CSE 455: Homework Set 3
Content-Based Image Retrieval

For this assignment, you may work in teams of up to two people. However, there will be more requirements for a two person team.

Materials

Download the set of images.
Download the set of image thumbnails. (The image thumbnails, in jpeg format, should help keep your write-up a manageable size.)

Note that there is no provided code for this assignment. You can start with your k-means code from the previous assignment if you like.

Contents

In this assignment, you will develop a content-based image retrieval system that retrieves database images based on the similarity between their regions and those of a query image.

mountain image segmented by color

another mountain image segmented by color

What To Do

The main idea is to represent each image (the database images and the query image) by a set of regions obtained from color clustering, their attributes, and (for two person teams) their simple spatial relationships. Then, come up with a distance function between two images in this representation, and use this distance function to find the images most similar to a query image.
  1. For each image in the database you will perform the following procedure:

    1. Run your color clustering on it to obtain a labeled cluster image.
    2. Run connected components on it to obtain a labeled segmentation image. Possibly perform some noise cleaning/merging operations to improve the regions. Don't vary any parameters between images.
    3. For each major region (use a size threshold), compute at least the following attributes:

      • size
      • mean color, in RGB or whatever space you like
      • at least the following co-occurrence texture features (use spatial relationship d = (1,1)):
        1. energy
        2. entropy
        3. contrast
      • centroid (row, column)
      • bounding box or other representation of where the region is
      • Two person teams: RAG (region adjacency graph). This should probably be represented as a set of adjacency lists, one for each node (region) in the graph.
    4. Two person teams: For each pair of adjacent regions in the RAG, find and record the following possible relationships: inside, above_adjacency, below_adjacency, left_adjacency, right_adjacency, other_adjacency (if none of the others are satisfied by whatever requirements you impose to define them).
    5. Store the attributes and relationships in a data structure that you define and that can be both used in memory and also saved in a file so you don't have to keep rerunning the analysis. We'll refer to the data structure for image I as DS(I)

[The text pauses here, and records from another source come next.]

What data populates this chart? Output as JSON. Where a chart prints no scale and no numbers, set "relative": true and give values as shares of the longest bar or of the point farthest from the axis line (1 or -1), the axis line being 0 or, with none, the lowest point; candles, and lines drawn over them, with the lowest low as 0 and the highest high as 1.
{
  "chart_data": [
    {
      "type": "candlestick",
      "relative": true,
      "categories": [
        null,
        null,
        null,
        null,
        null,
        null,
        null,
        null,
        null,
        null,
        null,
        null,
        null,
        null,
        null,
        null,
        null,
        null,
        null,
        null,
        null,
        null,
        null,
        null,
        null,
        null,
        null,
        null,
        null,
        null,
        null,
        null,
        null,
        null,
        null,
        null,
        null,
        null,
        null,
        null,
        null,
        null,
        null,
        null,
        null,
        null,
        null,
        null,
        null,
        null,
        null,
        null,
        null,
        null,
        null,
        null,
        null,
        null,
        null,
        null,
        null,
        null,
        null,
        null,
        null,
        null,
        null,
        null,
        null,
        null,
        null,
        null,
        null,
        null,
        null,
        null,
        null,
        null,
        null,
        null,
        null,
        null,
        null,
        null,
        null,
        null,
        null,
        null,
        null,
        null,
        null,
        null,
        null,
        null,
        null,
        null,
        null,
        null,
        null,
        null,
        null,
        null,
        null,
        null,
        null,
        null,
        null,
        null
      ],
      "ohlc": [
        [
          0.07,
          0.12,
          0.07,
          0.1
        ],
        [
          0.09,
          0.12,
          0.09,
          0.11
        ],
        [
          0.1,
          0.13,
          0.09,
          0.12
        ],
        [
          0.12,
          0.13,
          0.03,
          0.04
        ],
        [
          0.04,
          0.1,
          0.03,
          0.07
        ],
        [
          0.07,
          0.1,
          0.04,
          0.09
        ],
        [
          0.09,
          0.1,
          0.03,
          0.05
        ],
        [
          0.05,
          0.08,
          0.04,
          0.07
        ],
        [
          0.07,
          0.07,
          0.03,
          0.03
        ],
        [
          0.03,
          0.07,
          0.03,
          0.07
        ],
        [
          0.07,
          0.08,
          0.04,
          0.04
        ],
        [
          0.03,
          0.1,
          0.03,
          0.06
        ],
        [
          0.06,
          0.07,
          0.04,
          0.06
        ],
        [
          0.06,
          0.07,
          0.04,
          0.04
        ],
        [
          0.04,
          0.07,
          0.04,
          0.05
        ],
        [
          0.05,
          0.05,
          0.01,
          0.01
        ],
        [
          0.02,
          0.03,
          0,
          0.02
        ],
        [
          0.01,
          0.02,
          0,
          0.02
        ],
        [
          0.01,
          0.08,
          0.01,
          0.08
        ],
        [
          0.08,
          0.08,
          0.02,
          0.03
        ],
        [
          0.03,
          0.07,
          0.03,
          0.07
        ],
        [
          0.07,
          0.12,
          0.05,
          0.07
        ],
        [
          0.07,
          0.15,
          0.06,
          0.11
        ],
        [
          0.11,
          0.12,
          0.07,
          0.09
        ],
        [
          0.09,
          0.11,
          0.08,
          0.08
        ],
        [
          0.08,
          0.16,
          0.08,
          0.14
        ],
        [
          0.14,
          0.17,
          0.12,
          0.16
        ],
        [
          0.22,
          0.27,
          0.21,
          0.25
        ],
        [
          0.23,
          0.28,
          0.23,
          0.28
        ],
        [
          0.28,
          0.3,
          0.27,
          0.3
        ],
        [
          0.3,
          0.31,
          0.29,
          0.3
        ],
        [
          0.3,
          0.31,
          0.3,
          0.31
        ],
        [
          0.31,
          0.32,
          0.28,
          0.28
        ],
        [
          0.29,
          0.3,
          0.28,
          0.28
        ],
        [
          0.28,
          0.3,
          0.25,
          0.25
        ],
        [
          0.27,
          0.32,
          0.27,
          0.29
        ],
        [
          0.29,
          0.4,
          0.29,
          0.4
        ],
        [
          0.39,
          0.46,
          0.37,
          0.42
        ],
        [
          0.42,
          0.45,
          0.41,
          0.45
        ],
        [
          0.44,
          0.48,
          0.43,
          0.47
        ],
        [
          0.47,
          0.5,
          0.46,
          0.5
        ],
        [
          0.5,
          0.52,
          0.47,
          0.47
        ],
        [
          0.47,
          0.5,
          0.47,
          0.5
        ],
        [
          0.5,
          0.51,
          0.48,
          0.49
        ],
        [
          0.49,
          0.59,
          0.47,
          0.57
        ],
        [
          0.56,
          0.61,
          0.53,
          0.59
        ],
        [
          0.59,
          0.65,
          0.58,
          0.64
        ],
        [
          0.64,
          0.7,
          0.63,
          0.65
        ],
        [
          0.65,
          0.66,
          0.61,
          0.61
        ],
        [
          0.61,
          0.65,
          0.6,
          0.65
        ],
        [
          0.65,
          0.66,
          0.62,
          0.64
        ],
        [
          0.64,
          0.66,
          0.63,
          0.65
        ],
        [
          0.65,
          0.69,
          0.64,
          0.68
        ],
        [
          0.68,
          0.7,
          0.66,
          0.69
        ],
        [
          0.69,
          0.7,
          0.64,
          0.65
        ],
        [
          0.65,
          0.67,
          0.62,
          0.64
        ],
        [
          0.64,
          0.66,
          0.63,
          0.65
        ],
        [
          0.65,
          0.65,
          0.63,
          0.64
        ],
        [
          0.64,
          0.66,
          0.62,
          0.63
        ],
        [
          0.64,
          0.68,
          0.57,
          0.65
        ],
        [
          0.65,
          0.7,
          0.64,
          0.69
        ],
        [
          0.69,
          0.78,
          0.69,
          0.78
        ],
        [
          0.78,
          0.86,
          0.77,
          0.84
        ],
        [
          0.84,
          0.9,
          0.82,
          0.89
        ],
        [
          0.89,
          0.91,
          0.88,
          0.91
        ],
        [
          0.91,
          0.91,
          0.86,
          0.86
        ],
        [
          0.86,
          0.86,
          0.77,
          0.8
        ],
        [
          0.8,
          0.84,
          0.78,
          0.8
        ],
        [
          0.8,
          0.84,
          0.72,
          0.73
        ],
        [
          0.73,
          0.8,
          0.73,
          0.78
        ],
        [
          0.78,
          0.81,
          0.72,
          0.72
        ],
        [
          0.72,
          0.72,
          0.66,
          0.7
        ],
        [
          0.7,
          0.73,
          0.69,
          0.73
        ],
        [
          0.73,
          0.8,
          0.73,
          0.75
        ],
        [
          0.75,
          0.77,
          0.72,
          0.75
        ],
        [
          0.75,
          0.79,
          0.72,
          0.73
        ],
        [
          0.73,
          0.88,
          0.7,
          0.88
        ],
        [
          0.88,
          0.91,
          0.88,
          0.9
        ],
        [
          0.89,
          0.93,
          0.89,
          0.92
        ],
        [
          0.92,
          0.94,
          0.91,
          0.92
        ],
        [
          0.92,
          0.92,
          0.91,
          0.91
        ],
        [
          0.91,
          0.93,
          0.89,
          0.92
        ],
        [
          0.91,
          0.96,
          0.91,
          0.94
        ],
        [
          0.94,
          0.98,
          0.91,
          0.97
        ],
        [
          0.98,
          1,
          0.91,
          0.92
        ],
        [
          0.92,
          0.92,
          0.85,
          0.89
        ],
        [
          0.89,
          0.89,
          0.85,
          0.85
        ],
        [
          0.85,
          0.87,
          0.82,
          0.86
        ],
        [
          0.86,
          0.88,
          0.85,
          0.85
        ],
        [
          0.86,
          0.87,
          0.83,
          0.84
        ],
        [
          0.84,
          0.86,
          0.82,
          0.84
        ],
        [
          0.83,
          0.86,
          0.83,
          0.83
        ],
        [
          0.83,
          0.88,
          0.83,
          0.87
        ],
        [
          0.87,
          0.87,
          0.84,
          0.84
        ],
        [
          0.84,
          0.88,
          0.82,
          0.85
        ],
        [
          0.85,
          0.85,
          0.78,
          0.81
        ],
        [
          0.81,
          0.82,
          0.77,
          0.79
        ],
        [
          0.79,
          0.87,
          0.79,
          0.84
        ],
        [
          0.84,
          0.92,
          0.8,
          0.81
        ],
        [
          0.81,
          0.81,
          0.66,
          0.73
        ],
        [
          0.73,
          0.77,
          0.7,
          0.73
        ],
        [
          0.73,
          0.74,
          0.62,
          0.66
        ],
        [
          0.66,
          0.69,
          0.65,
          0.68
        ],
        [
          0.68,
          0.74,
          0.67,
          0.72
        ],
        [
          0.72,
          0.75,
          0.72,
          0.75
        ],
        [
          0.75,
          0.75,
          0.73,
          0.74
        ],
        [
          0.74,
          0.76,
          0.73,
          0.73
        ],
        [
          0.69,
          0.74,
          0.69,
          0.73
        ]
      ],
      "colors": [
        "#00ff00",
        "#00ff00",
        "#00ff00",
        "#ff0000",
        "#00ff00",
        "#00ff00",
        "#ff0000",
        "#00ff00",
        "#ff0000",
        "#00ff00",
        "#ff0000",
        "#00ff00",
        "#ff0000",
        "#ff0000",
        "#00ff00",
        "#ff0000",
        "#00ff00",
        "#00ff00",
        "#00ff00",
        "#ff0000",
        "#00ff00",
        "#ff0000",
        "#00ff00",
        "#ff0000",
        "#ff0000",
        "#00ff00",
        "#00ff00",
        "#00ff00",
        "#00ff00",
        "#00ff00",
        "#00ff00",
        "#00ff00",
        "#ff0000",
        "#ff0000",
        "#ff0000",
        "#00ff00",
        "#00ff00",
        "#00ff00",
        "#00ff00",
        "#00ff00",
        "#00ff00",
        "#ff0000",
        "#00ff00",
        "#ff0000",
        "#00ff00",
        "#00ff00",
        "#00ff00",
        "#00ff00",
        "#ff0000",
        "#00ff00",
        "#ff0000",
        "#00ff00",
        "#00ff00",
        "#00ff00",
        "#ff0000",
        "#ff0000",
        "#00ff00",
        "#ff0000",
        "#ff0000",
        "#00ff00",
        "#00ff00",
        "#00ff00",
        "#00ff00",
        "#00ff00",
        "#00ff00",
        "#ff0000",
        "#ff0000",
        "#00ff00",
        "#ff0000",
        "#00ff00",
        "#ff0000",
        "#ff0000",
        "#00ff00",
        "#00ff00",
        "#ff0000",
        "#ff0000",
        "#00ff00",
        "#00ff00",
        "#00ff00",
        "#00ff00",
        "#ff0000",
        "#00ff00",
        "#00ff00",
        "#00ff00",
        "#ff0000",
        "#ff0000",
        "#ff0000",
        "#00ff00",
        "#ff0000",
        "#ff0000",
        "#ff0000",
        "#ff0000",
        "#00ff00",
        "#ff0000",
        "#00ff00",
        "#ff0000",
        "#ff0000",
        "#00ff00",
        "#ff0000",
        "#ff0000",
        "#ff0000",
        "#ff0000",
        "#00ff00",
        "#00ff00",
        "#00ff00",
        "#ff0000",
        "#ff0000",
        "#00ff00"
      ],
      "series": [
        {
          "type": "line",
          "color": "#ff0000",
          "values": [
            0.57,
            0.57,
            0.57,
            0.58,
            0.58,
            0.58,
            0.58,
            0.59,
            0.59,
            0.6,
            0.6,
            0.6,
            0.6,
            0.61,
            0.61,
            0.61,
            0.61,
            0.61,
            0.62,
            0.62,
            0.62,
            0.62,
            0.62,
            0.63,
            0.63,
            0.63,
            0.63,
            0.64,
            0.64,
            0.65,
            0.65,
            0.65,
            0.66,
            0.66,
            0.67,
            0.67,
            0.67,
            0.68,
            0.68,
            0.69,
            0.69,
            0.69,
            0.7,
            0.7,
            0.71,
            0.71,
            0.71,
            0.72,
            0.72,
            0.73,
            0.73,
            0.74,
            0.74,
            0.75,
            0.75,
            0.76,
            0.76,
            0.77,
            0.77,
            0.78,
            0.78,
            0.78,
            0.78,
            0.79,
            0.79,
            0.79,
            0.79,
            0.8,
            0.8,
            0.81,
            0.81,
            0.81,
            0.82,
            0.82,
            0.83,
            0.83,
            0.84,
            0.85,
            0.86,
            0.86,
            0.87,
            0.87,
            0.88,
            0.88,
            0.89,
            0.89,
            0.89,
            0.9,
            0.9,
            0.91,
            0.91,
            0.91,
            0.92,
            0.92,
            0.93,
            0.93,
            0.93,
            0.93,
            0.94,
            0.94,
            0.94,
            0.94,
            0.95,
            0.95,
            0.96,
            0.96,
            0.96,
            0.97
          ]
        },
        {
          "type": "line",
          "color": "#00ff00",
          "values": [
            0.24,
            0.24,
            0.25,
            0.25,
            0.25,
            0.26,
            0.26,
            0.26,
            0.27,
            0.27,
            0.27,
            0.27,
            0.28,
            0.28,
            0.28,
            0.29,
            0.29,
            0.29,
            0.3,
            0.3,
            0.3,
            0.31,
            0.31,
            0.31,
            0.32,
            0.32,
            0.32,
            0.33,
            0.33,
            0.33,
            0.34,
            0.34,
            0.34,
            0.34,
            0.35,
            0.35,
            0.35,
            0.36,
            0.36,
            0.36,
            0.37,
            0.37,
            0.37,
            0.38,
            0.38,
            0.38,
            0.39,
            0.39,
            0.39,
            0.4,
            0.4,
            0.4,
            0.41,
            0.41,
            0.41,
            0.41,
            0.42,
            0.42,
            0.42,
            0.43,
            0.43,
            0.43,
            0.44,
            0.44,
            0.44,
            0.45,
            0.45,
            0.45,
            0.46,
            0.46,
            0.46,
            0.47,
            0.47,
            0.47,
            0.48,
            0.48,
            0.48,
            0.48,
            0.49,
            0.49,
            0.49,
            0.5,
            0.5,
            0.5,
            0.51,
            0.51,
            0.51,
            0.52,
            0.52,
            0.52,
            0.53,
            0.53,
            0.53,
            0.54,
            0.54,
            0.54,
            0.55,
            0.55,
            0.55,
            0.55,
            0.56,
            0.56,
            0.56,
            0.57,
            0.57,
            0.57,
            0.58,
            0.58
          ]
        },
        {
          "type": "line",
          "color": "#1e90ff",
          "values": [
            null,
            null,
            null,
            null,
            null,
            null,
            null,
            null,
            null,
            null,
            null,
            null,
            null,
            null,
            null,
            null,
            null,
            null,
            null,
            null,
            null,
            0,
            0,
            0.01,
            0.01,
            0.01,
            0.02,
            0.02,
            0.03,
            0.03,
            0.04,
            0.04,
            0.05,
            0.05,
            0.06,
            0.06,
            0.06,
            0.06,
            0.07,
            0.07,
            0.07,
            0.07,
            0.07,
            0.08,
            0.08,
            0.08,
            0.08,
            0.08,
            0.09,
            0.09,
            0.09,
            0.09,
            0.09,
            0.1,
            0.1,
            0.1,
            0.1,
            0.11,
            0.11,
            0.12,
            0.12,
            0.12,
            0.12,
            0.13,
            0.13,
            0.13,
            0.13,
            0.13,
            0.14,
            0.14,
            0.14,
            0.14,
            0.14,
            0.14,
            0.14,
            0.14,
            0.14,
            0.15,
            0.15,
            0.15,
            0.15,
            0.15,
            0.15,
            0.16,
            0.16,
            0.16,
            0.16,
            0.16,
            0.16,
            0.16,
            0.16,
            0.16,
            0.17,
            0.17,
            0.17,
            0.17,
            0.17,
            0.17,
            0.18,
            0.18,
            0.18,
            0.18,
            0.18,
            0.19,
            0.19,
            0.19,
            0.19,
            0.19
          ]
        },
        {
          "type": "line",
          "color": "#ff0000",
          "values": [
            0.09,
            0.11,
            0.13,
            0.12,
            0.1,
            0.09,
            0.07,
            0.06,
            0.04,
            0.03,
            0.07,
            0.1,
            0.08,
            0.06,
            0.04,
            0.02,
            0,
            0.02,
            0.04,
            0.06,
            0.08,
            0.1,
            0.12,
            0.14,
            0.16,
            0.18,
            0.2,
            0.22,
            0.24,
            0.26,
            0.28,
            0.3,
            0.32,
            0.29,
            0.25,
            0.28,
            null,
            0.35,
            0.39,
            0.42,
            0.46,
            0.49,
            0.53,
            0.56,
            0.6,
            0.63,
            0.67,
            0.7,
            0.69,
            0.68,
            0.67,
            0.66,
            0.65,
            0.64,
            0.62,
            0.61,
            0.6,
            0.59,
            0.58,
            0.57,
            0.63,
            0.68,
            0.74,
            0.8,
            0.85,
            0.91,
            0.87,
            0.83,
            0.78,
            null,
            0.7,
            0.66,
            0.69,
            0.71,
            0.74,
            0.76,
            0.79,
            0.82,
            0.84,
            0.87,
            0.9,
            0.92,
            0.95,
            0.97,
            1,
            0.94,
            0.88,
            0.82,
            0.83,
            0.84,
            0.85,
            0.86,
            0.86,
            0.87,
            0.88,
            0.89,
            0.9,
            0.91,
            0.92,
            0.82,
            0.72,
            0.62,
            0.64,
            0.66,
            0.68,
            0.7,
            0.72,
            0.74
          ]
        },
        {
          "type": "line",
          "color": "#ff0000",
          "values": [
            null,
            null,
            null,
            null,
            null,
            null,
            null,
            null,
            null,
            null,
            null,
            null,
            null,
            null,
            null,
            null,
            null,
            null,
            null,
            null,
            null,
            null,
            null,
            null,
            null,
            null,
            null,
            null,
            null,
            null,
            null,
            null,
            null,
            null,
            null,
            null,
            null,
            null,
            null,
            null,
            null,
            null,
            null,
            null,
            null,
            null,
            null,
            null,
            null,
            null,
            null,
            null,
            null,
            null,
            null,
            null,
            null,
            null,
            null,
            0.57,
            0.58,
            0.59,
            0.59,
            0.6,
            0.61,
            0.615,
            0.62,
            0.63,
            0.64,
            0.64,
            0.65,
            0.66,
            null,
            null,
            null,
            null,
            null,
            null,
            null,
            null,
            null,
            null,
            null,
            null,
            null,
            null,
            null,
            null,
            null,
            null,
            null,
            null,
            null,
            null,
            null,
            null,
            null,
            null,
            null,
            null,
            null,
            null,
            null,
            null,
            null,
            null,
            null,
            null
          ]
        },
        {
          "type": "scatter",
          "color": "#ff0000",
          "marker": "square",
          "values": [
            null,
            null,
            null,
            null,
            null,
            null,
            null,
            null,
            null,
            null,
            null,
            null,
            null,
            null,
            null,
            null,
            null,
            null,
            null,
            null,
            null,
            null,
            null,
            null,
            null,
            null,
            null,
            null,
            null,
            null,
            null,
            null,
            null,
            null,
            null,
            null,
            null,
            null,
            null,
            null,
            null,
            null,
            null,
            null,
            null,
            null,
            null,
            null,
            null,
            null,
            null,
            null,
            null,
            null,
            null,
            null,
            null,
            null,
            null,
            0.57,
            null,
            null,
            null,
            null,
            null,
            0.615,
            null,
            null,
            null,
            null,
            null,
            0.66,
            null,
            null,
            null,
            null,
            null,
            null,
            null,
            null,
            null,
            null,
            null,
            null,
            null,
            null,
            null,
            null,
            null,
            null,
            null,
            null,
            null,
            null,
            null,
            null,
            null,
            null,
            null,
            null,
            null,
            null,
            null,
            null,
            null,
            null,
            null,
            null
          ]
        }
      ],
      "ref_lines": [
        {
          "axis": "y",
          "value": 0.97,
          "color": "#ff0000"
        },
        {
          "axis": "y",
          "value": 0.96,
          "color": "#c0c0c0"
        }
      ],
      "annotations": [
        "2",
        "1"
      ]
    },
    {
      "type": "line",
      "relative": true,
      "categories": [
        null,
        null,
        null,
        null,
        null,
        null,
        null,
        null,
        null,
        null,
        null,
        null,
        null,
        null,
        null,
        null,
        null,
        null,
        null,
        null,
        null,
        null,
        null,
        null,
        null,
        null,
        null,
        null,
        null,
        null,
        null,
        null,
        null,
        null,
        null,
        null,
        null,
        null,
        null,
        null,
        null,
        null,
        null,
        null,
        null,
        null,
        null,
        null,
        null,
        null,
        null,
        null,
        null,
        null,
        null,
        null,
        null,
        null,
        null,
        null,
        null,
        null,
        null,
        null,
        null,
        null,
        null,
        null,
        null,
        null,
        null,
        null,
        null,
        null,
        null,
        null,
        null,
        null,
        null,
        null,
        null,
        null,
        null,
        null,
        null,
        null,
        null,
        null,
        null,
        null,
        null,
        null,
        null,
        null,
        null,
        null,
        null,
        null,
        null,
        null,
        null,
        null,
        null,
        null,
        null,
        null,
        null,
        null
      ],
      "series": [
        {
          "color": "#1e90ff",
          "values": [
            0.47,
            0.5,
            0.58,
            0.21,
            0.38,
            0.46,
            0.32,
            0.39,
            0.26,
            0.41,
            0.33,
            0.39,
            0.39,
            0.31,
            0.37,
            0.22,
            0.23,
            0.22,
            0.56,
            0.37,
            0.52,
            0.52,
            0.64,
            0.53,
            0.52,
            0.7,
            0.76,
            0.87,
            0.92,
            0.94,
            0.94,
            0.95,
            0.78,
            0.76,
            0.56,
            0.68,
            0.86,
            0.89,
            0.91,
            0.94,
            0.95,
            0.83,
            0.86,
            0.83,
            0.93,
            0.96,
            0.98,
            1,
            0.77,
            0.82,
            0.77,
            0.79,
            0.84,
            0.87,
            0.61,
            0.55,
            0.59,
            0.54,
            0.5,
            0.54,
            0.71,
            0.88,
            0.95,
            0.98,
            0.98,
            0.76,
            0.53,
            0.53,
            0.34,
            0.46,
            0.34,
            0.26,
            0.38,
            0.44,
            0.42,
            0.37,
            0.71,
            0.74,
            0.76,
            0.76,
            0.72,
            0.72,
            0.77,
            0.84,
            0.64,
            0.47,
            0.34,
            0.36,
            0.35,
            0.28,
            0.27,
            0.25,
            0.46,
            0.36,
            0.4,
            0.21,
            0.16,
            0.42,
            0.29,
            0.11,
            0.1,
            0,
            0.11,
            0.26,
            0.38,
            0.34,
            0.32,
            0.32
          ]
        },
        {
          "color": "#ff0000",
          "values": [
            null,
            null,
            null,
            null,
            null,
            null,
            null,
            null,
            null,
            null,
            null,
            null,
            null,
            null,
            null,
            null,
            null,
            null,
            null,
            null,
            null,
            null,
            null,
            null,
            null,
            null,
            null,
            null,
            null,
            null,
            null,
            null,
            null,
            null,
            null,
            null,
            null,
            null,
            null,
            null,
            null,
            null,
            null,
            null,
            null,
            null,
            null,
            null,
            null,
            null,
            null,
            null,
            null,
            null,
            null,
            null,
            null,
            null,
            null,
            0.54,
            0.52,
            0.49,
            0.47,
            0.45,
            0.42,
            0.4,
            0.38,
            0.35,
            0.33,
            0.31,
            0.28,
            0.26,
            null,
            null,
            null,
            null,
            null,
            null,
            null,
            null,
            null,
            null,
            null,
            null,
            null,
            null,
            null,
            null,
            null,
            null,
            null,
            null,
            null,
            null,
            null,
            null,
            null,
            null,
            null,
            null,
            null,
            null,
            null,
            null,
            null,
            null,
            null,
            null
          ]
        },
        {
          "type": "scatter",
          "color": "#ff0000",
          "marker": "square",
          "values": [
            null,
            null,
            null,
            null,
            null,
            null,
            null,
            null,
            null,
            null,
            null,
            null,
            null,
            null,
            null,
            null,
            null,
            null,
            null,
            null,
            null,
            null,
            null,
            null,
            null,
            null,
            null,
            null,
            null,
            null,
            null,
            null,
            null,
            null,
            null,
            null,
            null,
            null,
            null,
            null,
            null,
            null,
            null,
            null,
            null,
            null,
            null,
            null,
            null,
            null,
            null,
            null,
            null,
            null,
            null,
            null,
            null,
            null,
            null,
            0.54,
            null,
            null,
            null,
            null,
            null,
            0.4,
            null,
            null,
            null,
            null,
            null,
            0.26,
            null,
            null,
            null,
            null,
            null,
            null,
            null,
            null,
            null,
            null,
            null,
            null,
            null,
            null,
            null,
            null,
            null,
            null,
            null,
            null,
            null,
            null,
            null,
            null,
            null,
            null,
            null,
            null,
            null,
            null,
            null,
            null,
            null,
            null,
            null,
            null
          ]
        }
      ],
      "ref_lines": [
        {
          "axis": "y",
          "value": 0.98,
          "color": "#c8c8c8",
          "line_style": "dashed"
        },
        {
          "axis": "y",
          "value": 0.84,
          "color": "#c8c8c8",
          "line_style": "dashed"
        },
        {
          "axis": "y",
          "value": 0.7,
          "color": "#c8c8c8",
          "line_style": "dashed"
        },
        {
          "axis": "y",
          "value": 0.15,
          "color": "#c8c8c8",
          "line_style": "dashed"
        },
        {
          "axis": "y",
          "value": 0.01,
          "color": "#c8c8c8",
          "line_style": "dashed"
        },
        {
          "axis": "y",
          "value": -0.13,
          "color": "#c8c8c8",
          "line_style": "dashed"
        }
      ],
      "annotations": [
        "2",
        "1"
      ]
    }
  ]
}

  2. Develop a distance measure that will compute the distance RELDIST(I1,I2) between DS(I1) and DS(I2) for any two images I1 and I2. To do this, you need to find a correspondence between the regions of I1 and the regions of I2.

    One person teams: Compute this correspondence greedily. That is, for each region in I1, find its closest match in I2, and so on.
    Two person teams: Compute the optimal correspondence. You can do this with an exponential search procedure, since the number of regions will be small.

    Finding correspondences is in Chapter 11 and will be covered in the February 8 lecture.

    Once you have the correspondence, the distance between I1 and I2 should be some function of:

  3. Create a query system in which you can select a query image Q and compare it to each image I in your database by computing RELDIST(Q,I). Then you order the images in the database according to their distance to the query and return the ordered list (the images and associated distances).

    Extra credit: Create a simple GUI for performing these queries.

  4. Test your system as indicated below.

Sample Two Person Timeline
Sample One Person Timeline

Turnin

Your turnin should describe all aspects of your system, and show the required results. You should also submit all of your code.

  1. Describe your color clustering and region-finding algorithm.
  2. List the region attributes you used.
  3. List the region relationships you used and explain how you determine the relationship between two regions (two person teams).
  4. Describe your distance measure, including the region correspondence algorithm.

  5. Use the provided thumbnail images to show the results for each of the required queries. Also include the distances between the query image and each result image. Print the images in order of ascending distance. Hopefully, the query image will have distance zero to itself, and similar images will have smaller distances than dissimilar ones.

    Example Query Results for boat_2

    boat_2
    d = 0

    boat_4
    d = 0.05

    boat_3
    d = 0.07

    boat_5
    d = 0.07

    beach_3
    d = 0.12

    beach_2
    d = 0.13

    beach_4
    d = 0.15

    crater_2
    d = 0.16

    boat_1
    d = 0.20
    ...
    ...
    ...
    ...
    ...
    ...
    ... ... ... ...
    sunset1_5
    d = 0.98

  6. Write a short discussion of your results.
  7. Include an appendix that contains all of your code.

This assignment is due on Thursday, February 17th, by 11:59 PM.

Also, you will have to show your results in class on Tuesday, February 22nd.